Nicolas Maduro est emprisonné à Brooklyn depuis près de deux mois, inculpé de narco-terrorisme. Moscou dénonce une violation du droit international et réclame sa libération.
Une opération qui ravive les tensions
Le 3 janvier, quelque 100 personnes trouvent la mort lors d’une opération militaire américaine à Caracas selon plusieurs sources. Nicolás Maduro et son épouse Cilia Flores sont capturés, puis évacués vers le sol américain. Les autorités fédérales les accusent de narco-terrorisme et de trafic de cocaïne.
À Genève, lors d’une réunion de haut niveau du Groupe des Amis en défense de la Charte des Nations Unies, le vice-ministre russe des Affaires étrangères Dmitri Lioubinsky lâche le verdict : « L’agression armée américaine contre le Venezuela constitue une violation flagrante du droit international, y compris la Charte des Nations unies. » Moscou réclame leur libération immédiate. Pas de condamnation formelle de l’ONU. Pas de consens diplomatique non plus.
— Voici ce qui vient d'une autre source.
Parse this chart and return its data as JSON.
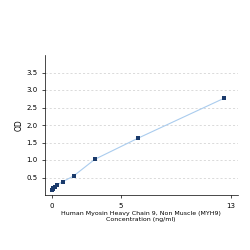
{
  "x_data": [
    0,
    0.05,
    0.1,
    0.2,
    0.4,
    0.8,
    1.6,
    3.125,
    6.25,
    12.5
  ],
  "y_data": [
    0.15,
    0.18,
    0.2,
    0.23,
    0.3,
    0.38,
    0.55,
    1.02,
    1.62,
    2.76
  ],
  "xlabel_line1": "Human Myosin Heavy Chain 9, Non Muscle (MYH9)",
  "xlabel_line2": "Concentration (ng/ml)",
  "ylabel": "OD",
  "xlim": [
    -0.5,
    13.5
  ],
  "ylim": [
    0.0,
    4.0
  ],
  "yticks": [
    0.5,
    1.0,
    1.5,
    2.0,
    2.5,
    3.0,
    3.5
  ],
  "xticks": [
    0,
    5,
    13
  ],
  "xtick_labels": [
    "0",
    "5",
    "13"
  ],
  "line_color": "#aaccee",
  "marker_color": "#1a3a6b",
  "bg_color": "#ffffff",
  "grid_color": "#cccccc",
  "xlabel_fontsize": 4.5,
  "ylabel_fontsize": 5.5,
  "tick_fontsize": 5.0,
  "marker_size": 8
}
Les appels ne portent que les voix de quelques capitales.
Le vice-ministre russe des Affaires étrangères, Dmitri Lioubinski a dénoncé les actions américaines : « Les représailles extrajudiciaires dans la mer des Caraïbes, résultant du naufrage de navires par les Américains sous prétexte de lutte contre le trafic de drogue, sont tout aussi inacceptables ».
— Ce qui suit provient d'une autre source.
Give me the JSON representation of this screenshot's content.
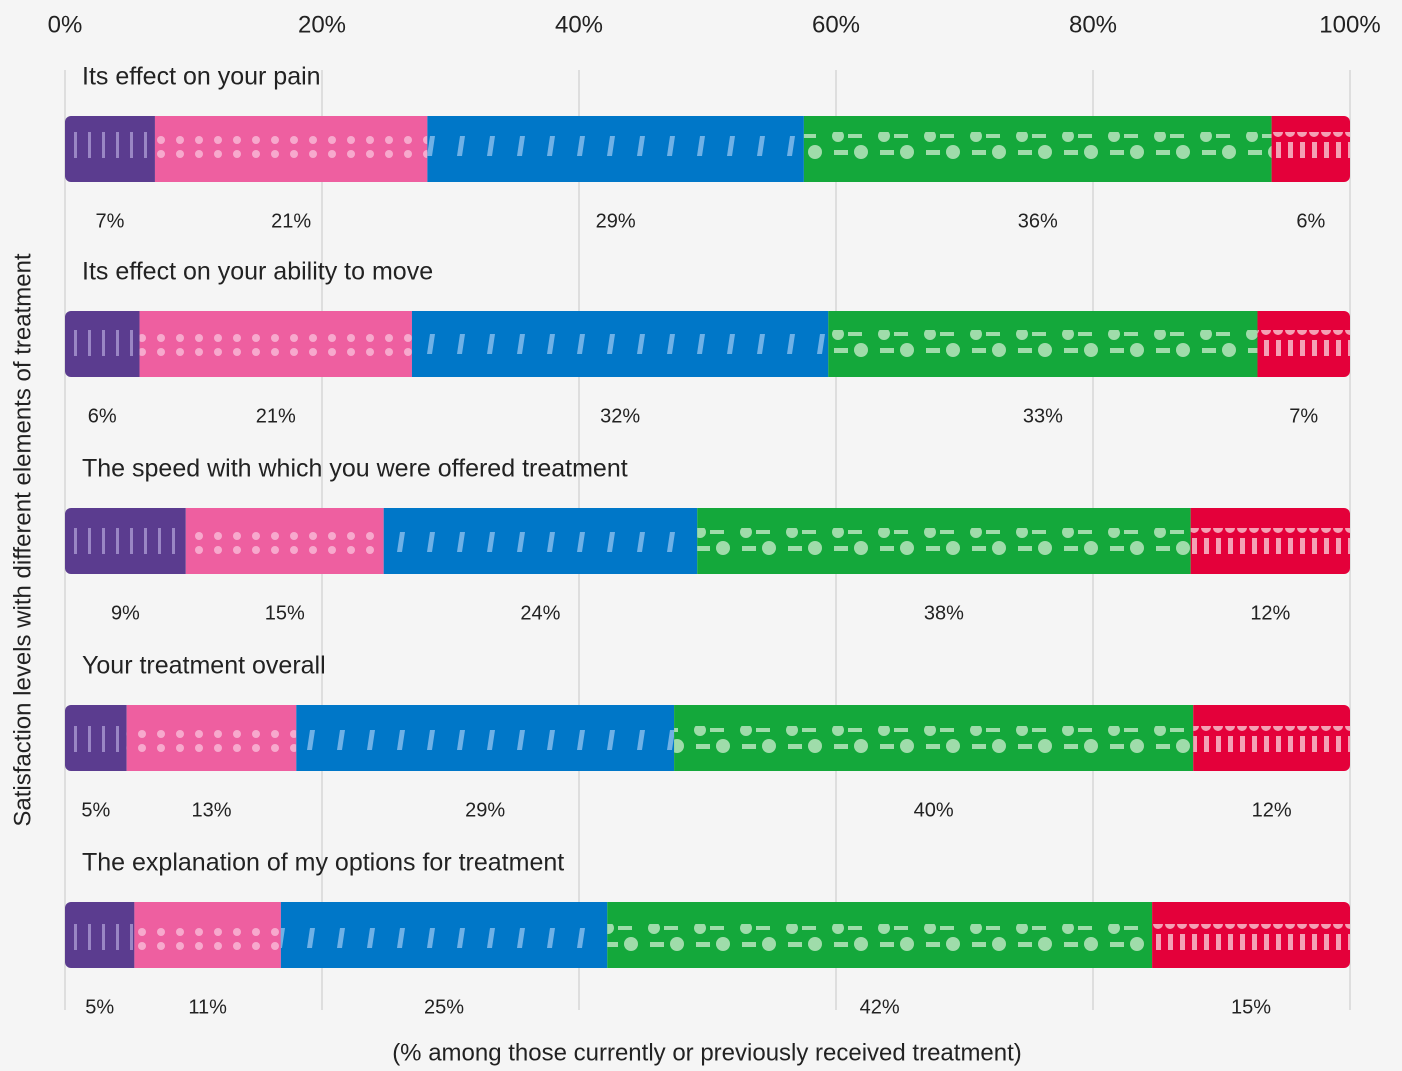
{
  "chart_data": {
    "type": "stacked-bar",
    "x_label": "(% among those currently or previously received treatment)",
    "y_label": "Satisfaction levels with different elements of treatment",
    "categories": [
      "Its effect on your pain",
      "Its effect on your ability to move",
      "The speed with which you were offered treatment",
      "Your treatment overall",
      "The explanation of my options for treatment"
    ],
    "series": [
      {
        "color": "#5b3c8f",
        "values": [
          7.0,
          5.8,
          9.4,
          4.8,
          5.4
        ],
        "value_labels": [
          "7%",
          "6%",
          "9%",
          "5%",
          "5%"
        ]
      },
      {
        "color": "#ee5fa0",
        "values": [
          21.2,
          21.2,
          15.4,
          13.2,
          11.4
        ],
        "value_labels": [
          "21%",
          "21%",
          "15%",
          "13%",
          "11%"
        ]
      },
      {
        "color": "#0077c8",
        "values": [
          29.3,
          32.4,
          24.4,
          29.4,
          25.4
        ],
        "value_labels": [
          "29%",
          "32%",
          "24%",
          "29%",
          "25%"
        ]
      },
      {
        "color": "#14a83b",
        "values": [
          36.4,
          33.4,
          38.4,
          40.4,
          42.4
        ],
        "value_labels": [
          "36%",
          "33%",
          "38%",
          "40%",
          "42%"
        ]
      },
      {
        "color": "#e4003a",
        "values": [
          6.1,
          7.2,
          12.4,
          12.2,
          15.4
        ],
        "value_labels": [
          "6%",
          "7%",
          "12%",
          "12%",
          "15%"
        ]
      }
    ],
    "xlim": [
      0,
      100
    ],
    "xticks": [
      {
        "value": 0,
        "label": "0%"
      },
      {
        "value": 20,
        "label": "20%"
      },
      {
        "value": 40,
        "label": "40%"
      },
      {
        "value": 60,
        "label": "60%"
      },
      {
        "value": 80,
        "label": "80%"
      },
      {
        "value": 100,
        "label": "100%"
      }
    ],
    "grid": true
  }
}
Réactions russes et enjeux pétroliers
Les tensions entre Washington et Caracas s’éternisent depuis des décennies autour du pétrole, des accusations de trafic de drogue, et du contrôle géopolitique régional — les États-Unis ont imposé des sanctions massives qui ont plongé le Venezuela en crise humanitaire. Le 3 janvier 2026, après l’opération militaire américaine commandée par Trump, Delcy Rodríguez, 56 ans, ancienne vice-présidente et ministre du pétrole de Maduro, a été assermentée présidente par intérim, bien qu’elle marche sur un fil entre les exigences de Washington et la loyauté aux chavistes.
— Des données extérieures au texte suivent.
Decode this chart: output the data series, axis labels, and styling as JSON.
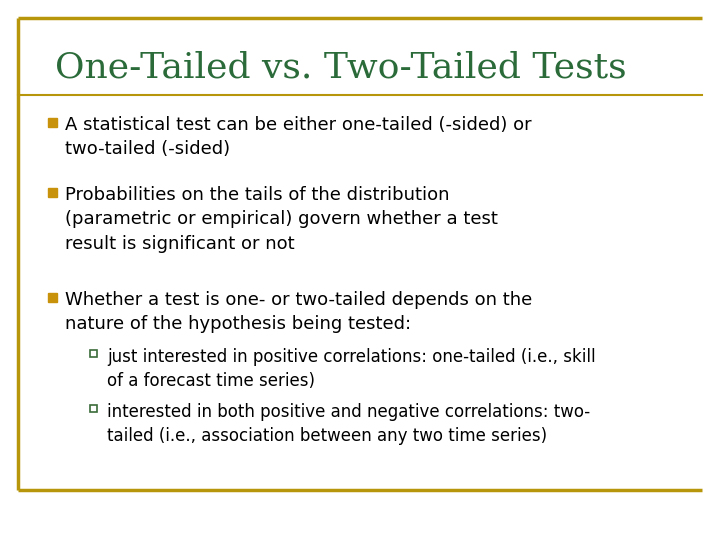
{
  "title": "One-Tailed vs. Two-Tailed Tests",
  "title_color": "#2B6B3A",
  "title_fontsize": 26,
  "background_color": "#FFFFFF",
  "border_color": "#B8960C",
  "bullet_color": "#C8920A",
  "sub_bullet_color": "#3A6B3A",
  "text_color": "#000000",
  "bullets": [
    "A statistical test can be either one-tailed (-sided) or\ntwo-tailed (-sided)",
    "Probabilities on the tails of the distribution\n(parametric or empirical) govern whether a test\nresult is significant or not",
    "Whether a test is one- or two-tailed depends on the\nnature of the hypothesis being tested:"
  ],
  "sub_bullets": [
    "just interested in positive correlations: one-tailed (i.e., skill\nof a forecast time series)",
    "interested in both positive and negative correlations: two-\ntailed (i.e., association between any two time series)"
  ],
  "bullet_fontsize": 13.0,
  "sub_bullet_fontsize": 12.0
}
Lioubinski a rappelé que les sanctions unilatérales imposées depuis des décennies prennent des formes « de plus en plus sophistiquées ». Il a également qualifié l’agression armée du 3 janvier d’« une violation flagrante du droit international, y compris la Charte des Nations unies ».
La Russie a appelé Washington à libérer immédiatement Maduro et son épouse. « Nous restons fermes en faveur du respect de la souveraineté du Venezuela et du règlement pacifique de toutes les différences », a-t-il insisté. L’intervention américaine pourrait selon lui, modifier la géopolitique régionale et peser sur les marchés pétroliers, alors que les flux traditionnels ont été interrompus.